Jack Nicholson
April 22, 1937 — Neptune City, New Jersey
Jack Nicholson is an American actor and filmmaker whose five-decade career earned him three Academy Awards, making him one of the most acclaimed actors of the 20th century, celebrated for playing charismatic rebels who resist the rules society tries to impose on them.

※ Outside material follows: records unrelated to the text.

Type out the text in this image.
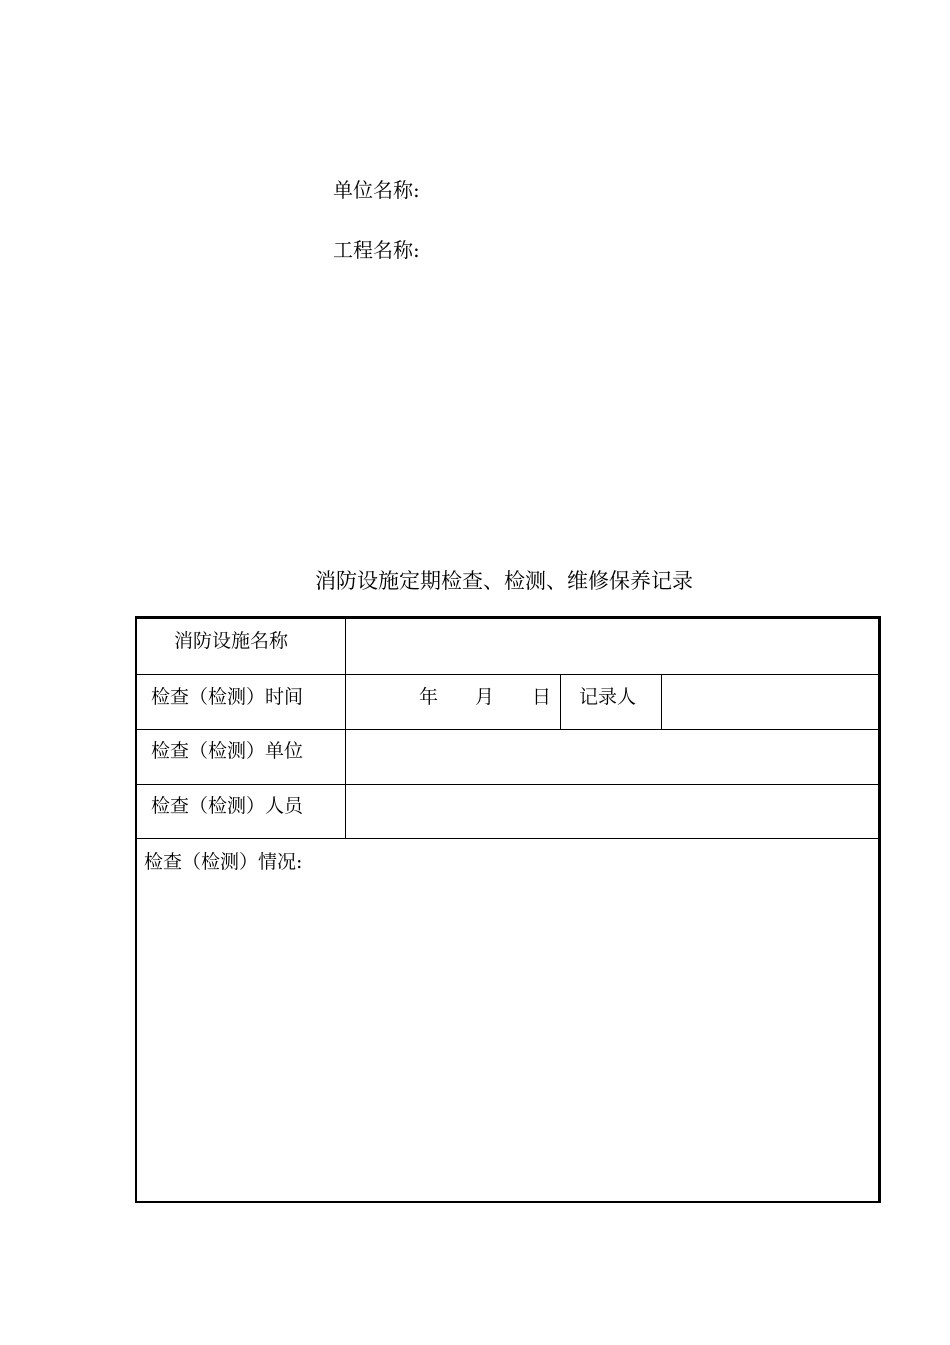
单位名称:
工程名称:
消防设施定期检查、检测、维修保养记录
消防设施名称
检查（检测）时间	年 月 日 记录人
检查（检测）单位
检查（检测）人员
检查（检测）情况:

A Secret That Changed Everything
Born April 22, 1937 in Neptune City, New Jersey, John Joseph Nicholson grew up believing his grandmother was his mother and that his actual mother was his older sister. It wasn't until 1974, when Time magazine was researching a cover story on Nicholson, that a researcher discovered the truth: June Nicholson, who he thought was his sister, was in fact his mother, and Ethel May, who he thought was his mother, was his grandmother. Both women were already dead by the time he found out. Nicholson grew up working class, dropped out of school, and moved to Los Angeles in 1954 where he worked in the mailroom at MGM before an acting class changed his trajectory.
The Ascent
His breakthrough came in 1969 with Easy Rider, a counterculture road film in which he played a Southern lawyer in a small but scene-stealing role that earned him his first Oscar nomination. What followed was one of the most remarkable runs in Hollywood history: Five Easy Pieces (1970), Chinatown (1974), One Flew Over the Cuckoo's Nest (1975), The Shining (1980), Terms of Endearment (1983), Batman (1989), and As Good as It Gets (1997). He won Oscars for Best Actor twice — for One Flew Over the Cuckoo's Nest and As Good as It Gets — and a Best Supporting Actor for Terms of Endearment. His career parallels that of George Clooney in intriguing ways: both exuded charm and intelligence, and both resisted the gravitational pull of pure franchise stardom in favour of complex, character-driven work.
Did You Know?
Jack Nicholson didn't discover until he was 37 years old that the woman he thought was his sister was actually his mother. He found out through a Time magazine researcher in 1974 — both his mother and grandmother, the only women who knew the truth, had passed away by that point.
Icon and Recluse
Nicholson's grinning intensity — never more deranged than in The Shining's "Here's Johnny!" — became one of cinema's most imitated mannerisms. He holds the record, along with Walter Brennan, for the most Oscar wins by a male actor. His last major film role was in The Departed (2006), after which he largely stepped back from public life. He is known as a devoted Los Angeles Lakers courtside regular, a position he has held since 1970. With six Golden Globe Awards and 12 Oscar nominations to his name, Nicholson remains one of the defining actors of the New Hollywood era, widely regarded as one of the greatest to ever do the job.